Secure Key Management

1. A computer implemented method for secure key management, comprising: creating, by a computer processing unit of a computer, the computer comprising the computer processing unit and a memory, a token and populating a payload section of the token with key material; selecting a wrapping method from a plurality of supported wrapping methods that specifies how the key material is securely bound to key control information, wherein a structure of the key control information in the token is independent of the wrapping method, and wherein the plurality of supported wrapping methods comprises advanced encryption standard key wrap (AESKW), Rivest Shamir Adelman (RSA) with Optimal Asymmetric Encryption Padding (OAEP), data encryption standard (DES), Elliptic Curve, and message authentication code (MAC); and wrapping the key material and binding key control information to the key material in the token, wherein the key control information includes information relating to usage and management of the key material, wherein the token comprises the key control information, the payload section, a hash method field, and a description of the wrapping method, the description of the wrapping method being distinct from the hash method field and being located in a selected section of the token, and wherein the selected section in the token is known by a party accessing the token, the description of the wrapping method corresponding to one of the plurality of supported wrapping methods, and wherein the key control information further comprises a label for the token that is recoverable from the token, the label comprising an unencrypted user-specified name of the token.

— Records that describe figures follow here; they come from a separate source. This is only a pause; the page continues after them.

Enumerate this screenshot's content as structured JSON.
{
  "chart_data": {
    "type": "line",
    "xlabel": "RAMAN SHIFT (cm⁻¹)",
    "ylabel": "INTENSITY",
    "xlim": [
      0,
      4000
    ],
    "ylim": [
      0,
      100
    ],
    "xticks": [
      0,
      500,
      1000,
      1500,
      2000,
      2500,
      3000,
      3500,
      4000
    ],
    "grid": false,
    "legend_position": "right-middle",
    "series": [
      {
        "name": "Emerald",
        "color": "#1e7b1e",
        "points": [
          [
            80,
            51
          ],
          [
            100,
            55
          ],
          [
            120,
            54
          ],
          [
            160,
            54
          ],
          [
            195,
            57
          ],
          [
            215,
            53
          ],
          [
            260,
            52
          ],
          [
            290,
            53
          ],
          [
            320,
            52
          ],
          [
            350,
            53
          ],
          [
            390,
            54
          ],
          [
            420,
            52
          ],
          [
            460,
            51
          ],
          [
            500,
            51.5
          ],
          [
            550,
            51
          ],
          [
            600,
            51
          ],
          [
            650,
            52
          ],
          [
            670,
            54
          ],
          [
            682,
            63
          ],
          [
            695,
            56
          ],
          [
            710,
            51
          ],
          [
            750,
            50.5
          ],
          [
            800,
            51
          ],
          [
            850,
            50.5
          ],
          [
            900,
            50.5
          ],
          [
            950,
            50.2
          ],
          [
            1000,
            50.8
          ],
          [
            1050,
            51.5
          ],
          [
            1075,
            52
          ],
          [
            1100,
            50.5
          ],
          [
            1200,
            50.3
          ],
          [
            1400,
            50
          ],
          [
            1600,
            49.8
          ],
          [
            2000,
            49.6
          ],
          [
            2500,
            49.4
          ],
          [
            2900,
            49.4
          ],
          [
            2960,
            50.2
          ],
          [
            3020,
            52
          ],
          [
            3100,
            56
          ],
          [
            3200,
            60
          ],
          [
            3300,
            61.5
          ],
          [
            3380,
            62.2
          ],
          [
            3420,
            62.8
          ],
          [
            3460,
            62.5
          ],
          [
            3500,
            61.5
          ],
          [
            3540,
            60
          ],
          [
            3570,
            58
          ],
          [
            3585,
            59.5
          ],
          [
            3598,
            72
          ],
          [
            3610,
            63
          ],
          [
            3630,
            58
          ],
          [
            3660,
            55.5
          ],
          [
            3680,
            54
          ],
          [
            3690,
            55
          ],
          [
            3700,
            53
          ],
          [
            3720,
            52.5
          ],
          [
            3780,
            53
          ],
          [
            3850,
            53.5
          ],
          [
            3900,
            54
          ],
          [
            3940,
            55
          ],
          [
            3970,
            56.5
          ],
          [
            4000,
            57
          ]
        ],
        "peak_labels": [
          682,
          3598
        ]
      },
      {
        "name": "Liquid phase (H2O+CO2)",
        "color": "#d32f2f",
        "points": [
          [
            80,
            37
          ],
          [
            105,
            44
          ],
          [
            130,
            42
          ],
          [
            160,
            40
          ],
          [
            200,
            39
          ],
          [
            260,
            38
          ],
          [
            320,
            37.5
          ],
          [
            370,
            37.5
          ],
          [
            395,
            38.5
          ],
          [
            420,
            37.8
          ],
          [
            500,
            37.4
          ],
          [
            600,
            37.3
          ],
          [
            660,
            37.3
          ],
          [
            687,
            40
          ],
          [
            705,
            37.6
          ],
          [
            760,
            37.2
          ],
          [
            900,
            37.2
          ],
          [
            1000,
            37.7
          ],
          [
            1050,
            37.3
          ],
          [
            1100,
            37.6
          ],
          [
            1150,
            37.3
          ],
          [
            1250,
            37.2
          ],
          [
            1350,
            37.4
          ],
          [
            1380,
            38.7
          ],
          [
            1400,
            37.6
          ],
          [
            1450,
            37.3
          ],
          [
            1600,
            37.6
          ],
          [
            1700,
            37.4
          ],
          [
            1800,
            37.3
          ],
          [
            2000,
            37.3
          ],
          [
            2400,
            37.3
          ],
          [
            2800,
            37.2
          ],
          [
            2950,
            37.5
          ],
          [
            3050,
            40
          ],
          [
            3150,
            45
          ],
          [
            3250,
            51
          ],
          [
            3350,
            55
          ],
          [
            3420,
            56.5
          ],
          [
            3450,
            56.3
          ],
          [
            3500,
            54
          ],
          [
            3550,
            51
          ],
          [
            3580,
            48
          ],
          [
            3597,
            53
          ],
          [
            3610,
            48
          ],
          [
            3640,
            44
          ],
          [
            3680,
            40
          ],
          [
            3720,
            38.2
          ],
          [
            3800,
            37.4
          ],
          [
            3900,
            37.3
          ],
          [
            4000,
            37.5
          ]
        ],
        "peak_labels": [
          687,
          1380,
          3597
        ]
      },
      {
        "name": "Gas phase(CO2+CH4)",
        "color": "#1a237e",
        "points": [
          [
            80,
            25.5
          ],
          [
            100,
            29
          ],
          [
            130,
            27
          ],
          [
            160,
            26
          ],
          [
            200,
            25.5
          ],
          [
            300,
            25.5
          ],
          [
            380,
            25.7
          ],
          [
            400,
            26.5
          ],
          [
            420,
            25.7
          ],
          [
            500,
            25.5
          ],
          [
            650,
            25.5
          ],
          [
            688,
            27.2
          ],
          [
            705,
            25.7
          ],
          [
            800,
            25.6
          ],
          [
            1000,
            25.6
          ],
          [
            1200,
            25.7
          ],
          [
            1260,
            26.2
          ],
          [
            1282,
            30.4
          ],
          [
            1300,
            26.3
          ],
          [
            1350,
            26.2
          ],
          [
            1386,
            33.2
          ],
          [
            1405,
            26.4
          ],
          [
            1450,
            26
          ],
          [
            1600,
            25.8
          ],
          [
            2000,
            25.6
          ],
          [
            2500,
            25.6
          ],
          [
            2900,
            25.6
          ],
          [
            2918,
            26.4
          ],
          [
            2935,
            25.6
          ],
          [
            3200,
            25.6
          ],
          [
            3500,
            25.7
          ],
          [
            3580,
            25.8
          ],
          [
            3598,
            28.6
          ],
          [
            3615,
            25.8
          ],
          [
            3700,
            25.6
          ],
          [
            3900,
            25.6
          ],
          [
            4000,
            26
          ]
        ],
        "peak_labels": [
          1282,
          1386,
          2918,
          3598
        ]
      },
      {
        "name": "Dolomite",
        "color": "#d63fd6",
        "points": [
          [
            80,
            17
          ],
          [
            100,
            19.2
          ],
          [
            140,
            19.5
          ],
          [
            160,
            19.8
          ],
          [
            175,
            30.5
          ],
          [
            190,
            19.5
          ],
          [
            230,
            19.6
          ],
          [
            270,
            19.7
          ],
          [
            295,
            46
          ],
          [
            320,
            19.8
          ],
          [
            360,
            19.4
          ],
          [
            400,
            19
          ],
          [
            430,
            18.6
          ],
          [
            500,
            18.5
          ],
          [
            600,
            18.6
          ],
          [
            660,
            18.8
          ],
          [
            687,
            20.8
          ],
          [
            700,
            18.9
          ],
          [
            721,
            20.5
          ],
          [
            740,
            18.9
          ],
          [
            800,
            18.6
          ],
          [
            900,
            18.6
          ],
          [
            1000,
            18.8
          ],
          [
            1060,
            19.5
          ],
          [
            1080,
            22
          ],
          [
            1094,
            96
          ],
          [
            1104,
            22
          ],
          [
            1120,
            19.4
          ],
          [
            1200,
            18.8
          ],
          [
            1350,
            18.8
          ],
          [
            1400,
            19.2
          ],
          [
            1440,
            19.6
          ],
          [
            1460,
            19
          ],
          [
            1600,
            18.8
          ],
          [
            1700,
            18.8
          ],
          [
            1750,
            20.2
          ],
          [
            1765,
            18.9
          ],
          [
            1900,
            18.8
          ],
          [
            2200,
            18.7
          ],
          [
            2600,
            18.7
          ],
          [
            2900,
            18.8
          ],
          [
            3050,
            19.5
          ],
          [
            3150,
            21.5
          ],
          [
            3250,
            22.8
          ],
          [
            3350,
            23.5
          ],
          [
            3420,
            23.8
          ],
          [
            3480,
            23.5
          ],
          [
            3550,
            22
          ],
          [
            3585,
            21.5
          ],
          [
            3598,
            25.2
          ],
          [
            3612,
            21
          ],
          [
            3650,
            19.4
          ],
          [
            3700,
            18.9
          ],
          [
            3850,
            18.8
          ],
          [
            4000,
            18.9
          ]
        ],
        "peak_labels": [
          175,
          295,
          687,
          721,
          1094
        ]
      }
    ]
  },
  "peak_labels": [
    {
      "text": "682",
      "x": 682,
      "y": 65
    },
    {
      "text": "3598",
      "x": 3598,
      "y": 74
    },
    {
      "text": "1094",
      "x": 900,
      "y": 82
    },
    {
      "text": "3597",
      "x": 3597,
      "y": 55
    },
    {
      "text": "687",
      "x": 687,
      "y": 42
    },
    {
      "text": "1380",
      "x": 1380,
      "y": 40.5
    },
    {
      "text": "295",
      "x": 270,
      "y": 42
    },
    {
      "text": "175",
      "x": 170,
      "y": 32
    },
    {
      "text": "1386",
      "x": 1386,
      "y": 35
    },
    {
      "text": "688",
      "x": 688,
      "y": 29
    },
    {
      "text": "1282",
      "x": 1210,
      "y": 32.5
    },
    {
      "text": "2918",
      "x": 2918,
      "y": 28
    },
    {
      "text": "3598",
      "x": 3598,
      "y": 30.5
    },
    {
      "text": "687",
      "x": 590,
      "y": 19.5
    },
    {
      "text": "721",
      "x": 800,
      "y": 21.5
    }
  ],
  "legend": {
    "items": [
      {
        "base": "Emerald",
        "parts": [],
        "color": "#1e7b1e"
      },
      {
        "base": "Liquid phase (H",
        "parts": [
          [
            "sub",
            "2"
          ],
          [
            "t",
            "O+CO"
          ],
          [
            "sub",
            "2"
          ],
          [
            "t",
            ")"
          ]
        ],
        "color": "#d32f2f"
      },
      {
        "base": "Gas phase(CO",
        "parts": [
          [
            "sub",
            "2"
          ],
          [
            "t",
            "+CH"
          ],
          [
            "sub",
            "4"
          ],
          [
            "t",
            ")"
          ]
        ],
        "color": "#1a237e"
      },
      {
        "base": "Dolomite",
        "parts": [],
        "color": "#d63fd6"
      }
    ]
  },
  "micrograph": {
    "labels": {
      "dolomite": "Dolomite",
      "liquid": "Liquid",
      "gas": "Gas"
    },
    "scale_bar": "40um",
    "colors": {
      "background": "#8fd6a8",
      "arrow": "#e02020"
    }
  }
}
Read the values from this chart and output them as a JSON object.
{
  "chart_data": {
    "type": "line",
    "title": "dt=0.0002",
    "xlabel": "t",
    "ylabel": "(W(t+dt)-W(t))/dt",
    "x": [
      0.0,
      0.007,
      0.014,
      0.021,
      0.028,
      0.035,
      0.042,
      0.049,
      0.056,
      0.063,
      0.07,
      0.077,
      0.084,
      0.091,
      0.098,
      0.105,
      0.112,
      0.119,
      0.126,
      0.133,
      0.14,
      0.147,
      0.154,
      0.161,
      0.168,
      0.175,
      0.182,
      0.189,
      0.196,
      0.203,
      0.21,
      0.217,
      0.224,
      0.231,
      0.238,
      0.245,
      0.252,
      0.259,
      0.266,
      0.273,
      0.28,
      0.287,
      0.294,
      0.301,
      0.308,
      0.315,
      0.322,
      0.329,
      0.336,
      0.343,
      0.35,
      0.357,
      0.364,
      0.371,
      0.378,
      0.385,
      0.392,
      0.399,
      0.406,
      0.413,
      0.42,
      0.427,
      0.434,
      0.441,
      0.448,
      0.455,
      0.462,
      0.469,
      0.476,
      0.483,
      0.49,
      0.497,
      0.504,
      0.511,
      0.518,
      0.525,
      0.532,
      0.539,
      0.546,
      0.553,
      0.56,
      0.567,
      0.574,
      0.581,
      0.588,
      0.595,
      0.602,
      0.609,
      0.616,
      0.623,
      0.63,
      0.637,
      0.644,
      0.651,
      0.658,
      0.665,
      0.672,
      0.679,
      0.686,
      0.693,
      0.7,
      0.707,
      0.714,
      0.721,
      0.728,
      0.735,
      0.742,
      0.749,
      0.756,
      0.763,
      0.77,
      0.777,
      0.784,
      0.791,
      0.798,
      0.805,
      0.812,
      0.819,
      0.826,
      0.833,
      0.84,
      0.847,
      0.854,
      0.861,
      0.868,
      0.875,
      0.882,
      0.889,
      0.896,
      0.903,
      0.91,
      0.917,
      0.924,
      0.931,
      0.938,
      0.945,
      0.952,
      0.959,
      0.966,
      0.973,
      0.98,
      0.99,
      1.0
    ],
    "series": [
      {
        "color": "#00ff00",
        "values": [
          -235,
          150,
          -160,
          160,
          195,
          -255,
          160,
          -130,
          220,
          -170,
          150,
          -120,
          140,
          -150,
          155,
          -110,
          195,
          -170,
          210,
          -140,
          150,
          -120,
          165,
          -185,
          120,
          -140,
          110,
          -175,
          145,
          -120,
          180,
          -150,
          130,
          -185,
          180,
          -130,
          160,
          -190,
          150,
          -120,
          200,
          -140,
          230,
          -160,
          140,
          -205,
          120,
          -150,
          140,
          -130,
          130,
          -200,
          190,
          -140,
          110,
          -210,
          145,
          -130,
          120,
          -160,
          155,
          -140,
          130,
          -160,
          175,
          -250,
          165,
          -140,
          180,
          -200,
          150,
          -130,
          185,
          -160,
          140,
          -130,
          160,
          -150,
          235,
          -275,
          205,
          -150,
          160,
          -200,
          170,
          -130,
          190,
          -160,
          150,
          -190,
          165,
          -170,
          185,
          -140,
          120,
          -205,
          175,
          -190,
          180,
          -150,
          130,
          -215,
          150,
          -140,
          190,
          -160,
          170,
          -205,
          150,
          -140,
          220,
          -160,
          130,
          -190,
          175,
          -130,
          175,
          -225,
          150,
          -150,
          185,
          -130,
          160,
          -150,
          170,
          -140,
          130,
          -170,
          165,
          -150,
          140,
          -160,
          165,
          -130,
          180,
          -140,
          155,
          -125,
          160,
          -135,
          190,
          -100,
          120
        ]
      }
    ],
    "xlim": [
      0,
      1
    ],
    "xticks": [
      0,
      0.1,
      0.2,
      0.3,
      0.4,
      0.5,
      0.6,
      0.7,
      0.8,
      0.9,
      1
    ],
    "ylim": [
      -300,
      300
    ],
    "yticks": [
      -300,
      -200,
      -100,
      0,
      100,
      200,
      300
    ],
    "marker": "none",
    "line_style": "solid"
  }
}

2. The method of claim 1 , wherein the information relating to usage of the key material comprises a field that limits actions that may be performed with the key material.

3. The method of claim 1 , wherein the information relating to management of the key material comprises a field that limits distribution of the key material.

4. The method of claim 1 , wherein the information relating to management of the key material comprises extensible fields that are configured to describe a history and life cycle of the key material and allow updates to the extensible field after receiving the token by the party accessing the token, and wherein a policy specifying when to retire the token and allowable methods for wrapping the token is configured to be created after receiving the token by the party accessing the token based on the extensible fields.

5. The method of claim 1 , wherein securely binding the key control information to the key material comprises binding the key control information to a payload that comprises the key material, a hash of the key control information and a padding.

6. The method of claim 1 , wherein the key control information comprises an extensible field for manufacturer data and an extensible field for user data.

7. The method of claim 1 , wherein the information relating to usage of the key material comprises extensible fields.

8. The method of claim 1 , wherein the description of the wrapping method describes how the key material in the payload section is bound to the key control information, and wherein the hash method field describes a hash algorithm that is applied to the key control information.